Republican presidential candidate John McCain proposed during Tuesday night’s debate using $300 billion of the $700 billion of the financial bailout money to buy up bad home mortgages, instead of rescuing the financial markets.

“I would order the secretary of the Treasury to immediately buy up the bad home-loan mortgages in America and renegotiate at the new value of those homes at the diminished values of those homes and let people be able to make those payments and stay in their homes,” he said.

Democratic nominee Barack Obama last month sounded a similar theme, proposing that the government consider taking such a step.

But McCain’s approach was far more unequivocal.

A background paper provided by the McCain campaign said the plan “could be implemented quickly as a result of the authorities provided in the stabilization bill, the recent housing bill, and the U.S. government’s conservatorship of Fannie Mae and Freddie Mac.”

It was unclear, either from McCain’s remarks or from the backup materials provided by the campaign, how such a massive plan would be administered.
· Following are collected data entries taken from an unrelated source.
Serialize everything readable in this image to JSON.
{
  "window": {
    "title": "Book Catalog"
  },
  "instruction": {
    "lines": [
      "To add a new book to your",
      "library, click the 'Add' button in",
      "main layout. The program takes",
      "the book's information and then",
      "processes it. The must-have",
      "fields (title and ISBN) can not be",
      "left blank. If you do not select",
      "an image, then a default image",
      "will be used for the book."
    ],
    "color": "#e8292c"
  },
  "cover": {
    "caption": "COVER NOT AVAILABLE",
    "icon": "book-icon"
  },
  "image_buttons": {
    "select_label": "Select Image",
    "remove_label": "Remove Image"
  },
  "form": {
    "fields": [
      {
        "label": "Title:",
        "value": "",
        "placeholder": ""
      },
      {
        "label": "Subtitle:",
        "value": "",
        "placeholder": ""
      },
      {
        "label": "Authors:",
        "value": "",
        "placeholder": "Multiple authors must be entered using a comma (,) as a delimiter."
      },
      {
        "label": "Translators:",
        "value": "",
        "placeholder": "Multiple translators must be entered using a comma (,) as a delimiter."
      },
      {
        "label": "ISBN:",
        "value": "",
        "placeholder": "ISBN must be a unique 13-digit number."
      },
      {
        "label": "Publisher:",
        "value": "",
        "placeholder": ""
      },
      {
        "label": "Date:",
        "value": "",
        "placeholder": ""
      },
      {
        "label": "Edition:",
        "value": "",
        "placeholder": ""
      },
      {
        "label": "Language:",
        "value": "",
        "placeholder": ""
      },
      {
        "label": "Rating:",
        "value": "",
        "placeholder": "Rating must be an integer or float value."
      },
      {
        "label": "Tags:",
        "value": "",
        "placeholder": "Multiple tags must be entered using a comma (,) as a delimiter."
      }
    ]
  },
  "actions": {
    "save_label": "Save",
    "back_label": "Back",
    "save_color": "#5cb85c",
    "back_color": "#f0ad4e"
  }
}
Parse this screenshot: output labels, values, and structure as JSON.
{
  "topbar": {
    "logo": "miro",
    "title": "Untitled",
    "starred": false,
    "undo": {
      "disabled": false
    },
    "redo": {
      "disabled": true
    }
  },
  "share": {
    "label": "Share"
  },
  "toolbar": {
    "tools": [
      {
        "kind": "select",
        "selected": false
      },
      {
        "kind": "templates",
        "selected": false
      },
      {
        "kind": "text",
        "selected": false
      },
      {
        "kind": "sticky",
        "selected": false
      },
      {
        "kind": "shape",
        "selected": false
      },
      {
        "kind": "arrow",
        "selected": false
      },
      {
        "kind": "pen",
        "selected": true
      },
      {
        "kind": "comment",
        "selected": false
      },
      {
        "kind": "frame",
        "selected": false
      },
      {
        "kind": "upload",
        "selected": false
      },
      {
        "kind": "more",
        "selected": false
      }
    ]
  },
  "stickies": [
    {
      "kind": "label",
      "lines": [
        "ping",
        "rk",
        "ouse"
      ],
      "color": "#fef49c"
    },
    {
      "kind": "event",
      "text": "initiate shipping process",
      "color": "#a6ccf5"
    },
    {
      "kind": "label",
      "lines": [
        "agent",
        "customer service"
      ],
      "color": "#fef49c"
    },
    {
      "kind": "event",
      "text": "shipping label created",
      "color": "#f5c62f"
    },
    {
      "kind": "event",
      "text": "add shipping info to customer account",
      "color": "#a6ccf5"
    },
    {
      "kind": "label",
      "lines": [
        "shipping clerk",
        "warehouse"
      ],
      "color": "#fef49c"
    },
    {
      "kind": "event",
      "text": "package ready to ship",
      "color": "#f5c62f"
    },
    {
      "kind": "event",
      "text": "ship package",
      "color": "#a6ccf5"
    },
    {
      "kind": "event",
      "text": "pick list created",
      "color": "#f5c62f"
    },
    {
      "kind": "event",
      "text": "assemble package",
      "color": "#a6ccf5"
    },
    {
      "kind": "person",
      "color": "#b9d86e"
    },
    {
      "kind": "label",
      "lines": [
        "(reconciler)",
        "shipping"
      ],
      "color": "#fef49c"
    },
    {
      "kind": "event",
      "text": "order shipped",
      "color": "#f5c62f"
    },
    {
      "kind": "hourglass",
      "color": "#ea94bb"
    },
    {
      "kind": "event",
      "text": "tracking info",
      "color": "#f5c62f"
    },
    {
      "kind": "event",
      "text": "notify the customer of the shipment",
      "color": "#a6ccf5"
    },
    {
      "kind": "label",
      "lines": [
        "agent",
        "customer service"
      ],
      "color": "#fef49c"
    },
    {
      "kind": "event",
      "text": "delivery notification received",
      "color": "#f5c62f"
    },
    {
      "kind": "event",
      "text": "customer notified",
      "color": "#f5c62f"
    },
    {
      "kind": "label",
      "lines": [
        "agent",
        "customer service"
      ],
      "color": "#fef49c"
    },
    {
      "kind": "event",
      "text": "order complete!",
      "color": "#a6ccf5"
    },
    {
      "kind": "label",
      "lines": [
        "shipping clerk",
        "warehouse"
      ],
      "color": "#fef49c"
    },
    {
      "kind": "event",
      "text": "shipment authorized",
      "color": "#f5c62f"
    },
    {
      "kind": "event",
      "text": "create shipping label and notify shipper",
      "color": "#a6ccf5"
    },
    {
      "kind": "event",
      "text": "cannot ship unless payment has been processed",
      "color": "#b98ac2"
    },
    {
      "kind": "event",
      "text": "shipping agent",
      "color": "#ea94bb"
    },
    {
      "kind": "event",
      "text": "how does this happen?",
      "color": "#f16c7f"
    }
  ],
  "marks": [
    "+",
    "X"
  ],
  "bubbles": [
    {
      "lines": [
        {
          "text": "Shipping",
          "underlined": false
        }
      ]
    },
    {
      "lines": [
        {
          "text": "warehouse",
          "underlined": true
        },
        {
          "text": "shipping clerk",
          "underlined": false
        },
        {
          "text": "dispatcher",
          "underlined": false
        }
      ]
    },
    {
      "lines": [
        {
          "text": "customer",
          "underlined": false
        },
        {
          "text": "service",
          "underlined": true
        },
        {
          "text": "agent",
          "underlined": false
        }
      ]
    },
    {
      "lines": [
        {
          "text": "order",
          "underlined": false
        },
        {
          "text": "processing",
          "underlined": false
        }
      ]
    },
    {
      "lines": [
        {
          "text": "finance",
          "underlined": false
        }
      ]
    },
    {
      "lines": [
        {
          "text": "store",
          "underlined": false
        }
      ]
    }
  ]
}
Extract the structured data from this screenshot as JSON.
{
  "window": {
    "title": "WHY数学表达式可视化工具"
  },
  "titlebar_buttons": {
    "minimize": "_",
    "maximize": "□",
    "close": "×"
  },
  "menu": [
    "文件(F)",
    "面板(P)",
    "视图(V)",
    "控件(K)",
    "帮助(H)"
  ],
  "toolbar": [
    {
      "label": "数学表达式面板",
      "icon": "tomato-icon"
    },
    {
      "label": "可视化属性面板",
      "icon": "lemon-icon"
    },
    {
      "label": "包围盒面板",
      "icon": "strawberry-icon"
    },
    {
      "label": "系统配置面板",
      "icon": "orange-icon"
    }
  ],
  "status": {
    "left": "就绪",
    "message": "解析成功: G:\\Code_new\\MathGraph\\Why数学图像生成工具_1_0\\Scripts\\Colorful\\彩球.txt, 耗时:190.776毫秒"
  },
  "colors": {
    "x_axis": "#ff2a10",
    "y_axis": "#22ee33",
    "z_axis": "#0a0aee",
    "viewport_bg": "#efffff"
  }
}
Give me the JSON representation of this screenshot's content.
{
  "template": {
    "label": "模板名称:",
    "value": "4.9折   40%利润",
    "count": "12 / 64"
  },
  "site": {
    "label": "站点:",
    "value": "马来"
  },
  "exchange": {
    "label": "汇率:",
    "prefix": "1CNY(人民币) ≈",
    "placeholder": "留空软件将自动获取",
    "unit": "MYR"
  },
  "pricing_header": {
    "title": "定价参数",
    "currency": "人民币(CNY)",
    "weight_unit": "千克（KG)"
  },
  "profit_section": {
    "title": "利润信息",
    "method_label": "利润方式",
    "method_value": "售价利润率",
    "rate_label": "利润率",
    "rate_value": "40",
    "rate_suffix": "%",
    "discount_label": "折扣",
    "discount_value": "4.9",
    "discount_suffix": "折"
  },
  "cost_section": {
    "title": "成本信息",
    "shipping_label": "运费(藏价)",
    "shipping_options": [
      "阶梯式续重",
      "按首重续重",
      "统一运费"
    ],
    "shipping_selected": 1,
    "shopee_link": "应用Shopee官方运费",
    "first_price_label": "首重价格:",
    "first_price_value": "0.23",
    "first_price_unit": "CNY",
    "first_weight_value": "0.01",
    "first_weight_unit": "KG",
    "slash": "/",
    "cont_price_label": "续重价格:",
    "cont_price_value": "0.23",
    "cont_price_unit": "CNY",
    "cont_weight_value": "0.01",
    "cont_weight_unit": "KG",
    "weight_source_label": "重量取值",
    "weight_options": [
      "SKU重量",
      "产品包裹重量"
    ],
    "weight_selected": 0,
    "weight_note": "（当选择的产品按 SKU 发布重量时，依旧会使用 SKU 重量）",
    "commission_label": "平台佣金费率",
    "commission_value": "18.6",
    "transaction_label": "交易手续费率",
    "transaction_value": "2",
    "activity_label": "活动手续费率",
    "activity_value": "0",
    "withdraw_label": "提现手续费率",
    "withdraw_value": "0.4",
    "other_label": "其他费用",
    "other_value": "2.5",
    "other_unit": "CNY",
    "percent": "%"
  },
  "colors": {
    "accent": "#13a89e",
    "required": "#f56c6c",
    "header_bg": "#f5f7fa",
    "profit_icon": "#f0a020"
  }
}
Though McCain, a budget hawk and critic of rising federal spending, did concede one point. “Is it expensive? Yes,” he said.

Source: The Associated Press, Jim Kuhnhenn

Home Prices Fall to 2005 Levels

U.S. home prices fell 5.5 percent in July compared with the same month a year ago and are about equal to where they were in Oct. 2005, according to the Federal Housing Finance Agency.

Prices were down 0.6 percent from June on a seasonally adjusted basis, according to the agency.

James Lockhart, director of the agency, urged Fannie Mae and Freddie Mac to loosen lending standards to encourage more sales.

“I expect any changes to reflect both safe and sound business strategy and attentiveness to the (companies’) mission,” Lockhart said Tuesday in testimony prepared for a Senate Banking Committee hearing. He also said that modifying loans for troubled borrowers should be a “high priority.”

But some observers think availability of mortgages is only part of the problem. “The crash of other financial assets has made folks rather uncomfortable,” said Keith Gumbinger, a senior vice president with HSH Associates financial publisher. “It’s not about keeping Fannie and Freddie afloat any more.”